Design‎ > ‎

Memory management

Manually keeping track of allocated memory and freeing it when no longer used is a tedious task for a programmer. For Zimbu we want programmers to be productive and not risk leaking memory, thus manage memory automatically.  This will add overhead, we need to find ways to keep this as small as possible.  And for time critical pieces of code manual memory management will still be available.

Different methods have been tried and the best one was kept.  Below I will first describe the current implementation and then alternatives that were tried and discarded. You can still find the code for the alternatives if you sync to 27 April 2013.

Mark and Sweep with a linked list

When a block of memory is allocated, space is reserved for a pointer at the start of it. A thread-local pointer "firstUsed" is the head of a linked list, it points to the just allocated block, and the pointer in the block links to the previous value of "firstUsed". The code looks like this:
void *p = alloc(size + sizeof(void*));
((Zoh *)p)->np = e->firstUsed;
e->firstUsed = p;
This is simple and only touches the just allocated block and a global variable, which is good for caching.  By following the linked list all allocated memory blocks can be found.  Note that there is no pointer to the previous block.  This saves space, but means that it is not possible to free an arbitrary memory block, because we cannot easily remove it from the linked list. It requires going through the list start to end, which only happens in the sweep phase.
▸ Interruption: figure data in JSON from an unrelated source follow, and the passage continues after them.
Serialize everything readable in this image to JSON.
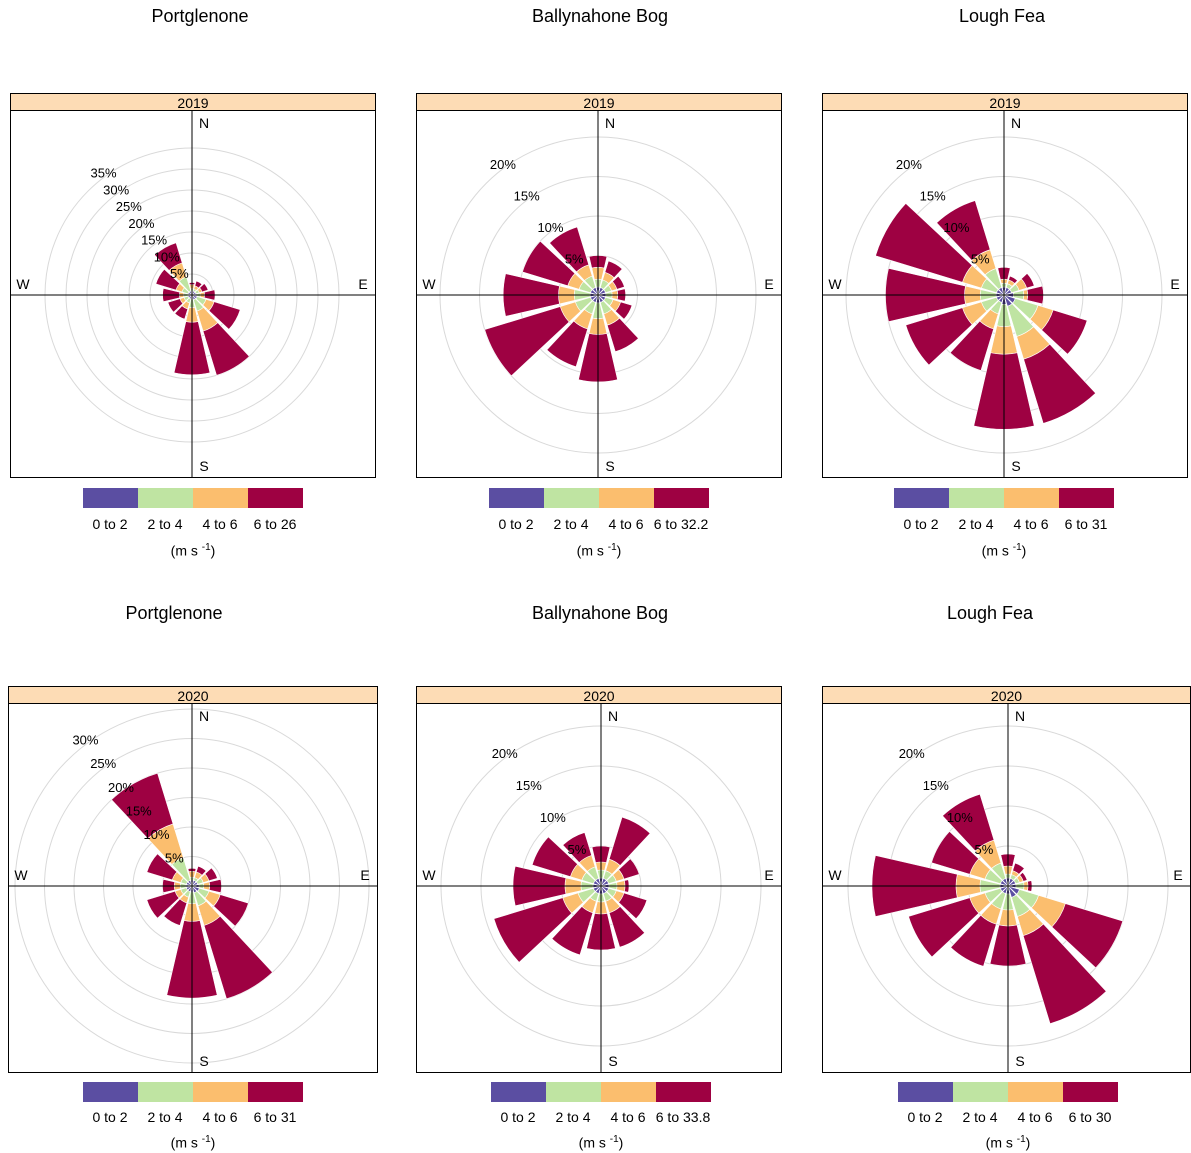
{
  "colors": {
    "c0": "#5B4EA2",
    "c1": "#BFE4A2",
    "c2": "#FBBE6E",
    "c3": "#9E0142",
    "strip_bg": "#FDDCB5",
    "grid": "#D9D9D9"
  },
  "units_label": "(m s",
  "units_sup": "-1",
  "units_close": ")",
  "compass": {
    "n": "N",
    "e": "E",
    "s": "S",
    "w": "W"
  },
  "chart_data": [
    {
      "type": "windrose",
      "title": "Portglenone",
      "strip": "2019",
      "rings": [
        5,
        10,
        15,
        20,
        25,
        30,
        35
      ],
      "ring_labels": [
        "5%",
        "10%",
        "15%",
        "20%",
        "25%",
        "30%",
        "35%"
      ],
      "legend": [
        "0 to 2",
        "2 to 4",
        "4 to 6",
        "6 to 26"
      ],
      "directions_deg": [
        0,
        30,
        60,
        90,
        120,
        150,
        180,
        210,
        240,
        270,
        300,
        330
      ],
      "cumulative_percent": [
        [
          1.0,
          1.5,
          2.5,
          3.0
        ],
        [
          1.0,
          1.5,
          2.3,
          3.5
        ],
        [
          1.0,
          1.8,
          2.5,
          4.0
        ],
        [
          1.2,
          2.0,
          3.0,
          5.5
        ],
        [
          1.3,
          3.5,
          5.5,
          12.0
        ],
        [
          1.2,
          4.0,
          9.0,
          20.0
        ],
        [
          1.0,
          3.0,
          6.5,
          19.0
        ],
        [
          1.0,
          2.0,
          3.5,
          6.0
        ],
        [
          1.0,
          2.0,
          3.0,
          6.0
        ],
        [
          1.0,
          2.0,
          3.0,
          7.0
        ],
        [
          1.0,
          2.5,
          4.0,
          9.0
        ],
        [
          1.0,
          4.5,
          8.0,
          13.0
        ]
      ]
    },
    {
      "type": "windrose",
      "title": "Ballynahone Bog",
      "strip": "2019",
      "rings": [
        5,
        10,
        15,
        20
      ],
      "ring_labels": [
        "5%",
        "10%",
        "15%",
        "20%"
      ],
      "legend": [
        "0 to 2",
        "2 to 4",
        "4 to 6",
        "6 to 32.2"
      ],
      "directions_deg": [
        0,
        30,
        60,
        90,
        120,
        150,
        180,
        210,
        240,
        270,
        300,
        330
      ],
      "cumulative_percent": [
        [
          1.0,
          2.0,
          3.5,
          5.0
        ],
        [
          1.0,
          2.0,
          3.0,
          4.5
        ],
        [
          1.0,
          1.8,
          2.5,
          3.5
        ],
        [
          1.0,
          1.8,
          2.5,
          3.5
        ],
        [
          1.0,
          2.0,
          3.0,
          4.5
        ],
        [
          1.0,
          2.5,
          4.0,
          7.5
        ],
        [
          1.0,
          3.0,
          5.0,
          11.0
        ],
        [
          1.0,
          2.5,
          4.5,
          9.5
        ],
        [
          1.0,
          3.0,
          5.0,
          15.0
        ],
        [
          1.0,
          3.0,
          5.0,
          12.0
        ],
        [
          1.0,
          2.5,
          4.0,
          10.0
        ],
        [
          1.0,
          2.5,
          4.0,
          9.0
        ]
      ]
    },
    {
      "type": "windrose",
      "title": "Lough Fea",
      "strip": "2019",
      "rings": [
        5,
        10,
        15,
        20
      ],
      "ring_labels": [
        "5%",
        "10%",
        "15%",
        "20%"
      ],
      "legend": [
        "0 to 2",
        "2 to 4",
        "4 to 6",
        "6 to 31"
      ],
      "directions_deg": [
        0,
        30,
        60,
        90,
        120,
        150,
        180,
        210,
        240,
        270,
        300,
        330
      ],
      "cumulative_percent": [
        [
          1.0,
          1.5,
          2.0,
          3.5
        ],
        [
          1.0,
          1.5,
          2.0,
          2.5
        ],
        [
          1.0,
          2.0,
          3.0,
          4.0
        ],
        [
          1.2,
          2.5,
          3.0,
          5.0
        ],
        [
          1.5,
          4.5,
          6.5,
          11.0
        ],
        [
          1.5,
          5.5,
          8.5,
          17.0
        ],
        [
          1.2,
          4.0,
          7.5,
          17.0
        ],
        [
          1.0,
          2.5,
          4.5,
          10.0
        ],
        [
          1.0,
          3.0,
          5.5,
          13.0
        ],
        [
          1.0,
          3.0,
          5.0,
          15.0
        ],
        [
          1.0,
          3.0,
          5.5,
          17.0
        ],
        [
          1.0,
          3.5,
          6.0,
          12.5
        ]
      ]
    },
    {
      "type": "windrose",
      "title": "Portglenone",
      "strip": "2020",
      "rings": [
        5,
        10,
        15,
        20,
        25,
        30
      ],
      "ring_labels": [
        "5%",
        "10%",
        "15%",
        "20%",
        "25%",
        "30%"
      ],
      "legend": [
        "0 to 2",
        "2 to 4",
        "4 to 6",
        "6 to 31"
      ],
      "directions_deg": [
        0,
        30,
        60,
        90,
        120,
        150,
        180,
        210,
        240,
        270,
        300,
        330
      ],
      "cumulative_percent": [
        [
          1.0,
          1.5,
          2.5,
          3.0
        ],
        [
          1.0,
          1.5,
          2.5,
          3.5
        ],
        [
          1.0,
          2.0,
          3.0,
          4.5
        ],
        [
          1.2,
          2.0,
          3.0,
          5.0
        ],
        [
          1.3,
          3.0,
          5.0,
          10.0
        ],
        [
          1.2,
          3.5,
          7.0,
          20.0
        ],
        [
          1.0,
          3.0,
          6.0,
          19.0
        ],
        [
          1.0,
          2.0,
          3.0,
          7.0
        ],
        [
          1.0,
          2.0,
          3.0,
          8.0
        ],
        [
          1.0,
          2.0,
          3.0,
          5.0
        ],
        [
          1.0,
          2.0,
          3.5,
          8.0
        ],
        [
          1.0,
          5.0,
          11.0,
          20.0
        ]
      ]
    },
    {
      "type": "windrose",
      "title": "Ballynahone Bog",
      "strip": "2020",
      "rings": [
        5,
        10,
        15,
        20
      ],
      "ring_labels": [
        "5%",
        "10%",
        "15%",
        "20%"
      ],
      "legend": [
        "0 to 2",
        "2 to 4",
        "4 to 6",
        "6 to 33.8"
      ],
      "directions_deg": [
        0,
        30,
        60,
        90,
        120,
        150,
        180,
        210,
        240,
        270,
        300,
        330
      ],
      "cumulative_percent": [
        [
          1.0,
          2.0,
          3.0,
          5.0
        ],
        [
          1.0,
          2.0,
          3.5,
          9.0
        ],
        [
          1.0,
          2.0,
          3.0,
          5.0
        ],
        [
          1.0,
          2.0,
          3.0,
          3.5
        ],
        [
          1.0,
          2.0,
          3.0,
          6.0
        ],
        [
          1.0,
          2.0,
          3.5,
          8.0
        ],
        [
          1.0,
          2.0,
          3.5,
          8.0
        ],
        [
          1.0,
          2.0,
          3.5,
          9.0
        ],
        [
          1.0,
          3.0,
          5.0,
          14.0
        ],
        [
          1.0,
          2.5,
          4.5,
          11.0
        ],
        [
          1.0,
          2.5,
          4.0,
          9.0
        ],
        [
          1.0,
          2.5,
          4.0,
          7.0
        ]
      ]
    },
    {
      "type": "windrose",
      "title": "Lough Fea",
      "strip": "2020",
      "rings": [
        5,
        10,
        15,
        20
      ],
      "ring_labels": [
        "5%",
        "10%",
        "15%",
        "20%"
      ],
      "legend": [
        "0 to 2",
        "2 to 4",
        "4 to 6",
        "6 to 30"
      ],
      "directions_deg": [
        0,
        30,
        60,
        90,
        120,
        150,
        180,
        210,
        240,
        270,
        300,
        330
      ],
      "cumulative_percent": [
        [
          1.0,
          1.5,
          2.5,
          4.0
        ],
        [
          1.0,
          1.5,
          2.0,
          3.0
        ],
        [
          1.0,
          1.5,
          2.0,
          2.5
        ],
        [
          1.0,
          2.0,
          2.5,
          3.0
        ],
        [
          1.5,
          4.0,
          7.5,
          15.0
        ],
        [
          1.5,
          4.0,
          6.5,
          18.0
        ],
        [
          1.0,
          3.0,
          5.0,
          10.0
        ],
        [
          1.0,
          3.0,
          5.0,
          10.5
        ],
        [
          1.0,
          3.0,
          5.0,
          13.0
        ],
        [
          1.0,
          3.5,
          6.5,
          17.0
        ],
        [
          1.0,
          3.0,
          5.0,
          10.0
        ],
        [
          1.0,
          3.0,
          6.0,
          12.0
        ]
      ]
    }
  ]
}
Garbage collection takes place while the program is not executing.  This "stop-the-world" time is bad, but it cannot be avoided (see below).  We can minimize the time it takes.  There are two phases, only the first phase requires "stop-the-world":
  1. Mark all blocks that can still be reached.
  2. Sweep: go through the list and free the memory that was not marked.
To find all used memory blocks Zimbu keeps references:
  • All global variables. This includes variables in modules and the SHARED section of classes.
  • All variables used on the stack.  This includes the current object of a method, method arguments and local variables.
  • Variables used internally. This is the context for try-catch statements and pending exceptions.
This is only done for variables that point to allocated memory. They may contain pointers to other memory blocks. Zimbu figures this out at compile time and creates a table for each type of variable and where it contains a pointer, plus the type of the referenced block.  This way the garbage collector can recursively go through the pointers and find all memory actually in use.

For variables on the stack every function has a stack frame. Like what is done for variables, it contains a table of the local variables and their types. Every thread has a "topFrame" variable that points to the deepest nested function's stack frame. Since the exact location of the variables depend on the compiler the locations are computed on the first call to the function. It would be nice if this can be done at compile time, but it would require knowing exactly what the C compiler does, which is very difficult. This is the C code that Zimbu generates:
Zfo IWufo[2] = {{0,ToIUu},{0,0}}; /* the table with offsets */
void IWu(IUu *t) {
  Zsf sf;                 /* the stack frame */
 Zenv *e =ZgetEnv();     /* get the thread-local environment */
 static int sfF = 0;     /* flag indicating the table has been filled */
 if (!sfF) {
  sfF = 1;
  IWufo[0].off = (void*)&sf - (void*)&t;  /* compute offset for "t" */
 }
 sf.frof = IWufo;         /* set stack frame offset table */
 sf.prev = e->topFrame;   /* make this stack frame the top frame */
 e->topFrame = &sf;
 sf.pos=123;              /* position in the code, used for backtrace */
   /* useful code goes here */
 e->topFrame = sf.prev;   /* remove the stack frame */
 return;

The mark is stored in the lower two bits of the pointer.  These are zero at first, because memory is aligned to 32 or 64 bits. The mark toggles between "01" and "10" binary. This means there is no need to first go through all the allocated blocks and clear the bits. An unmarked pointer either has "00", when it was never marked before, or it has a previous mark, which differs from the current one.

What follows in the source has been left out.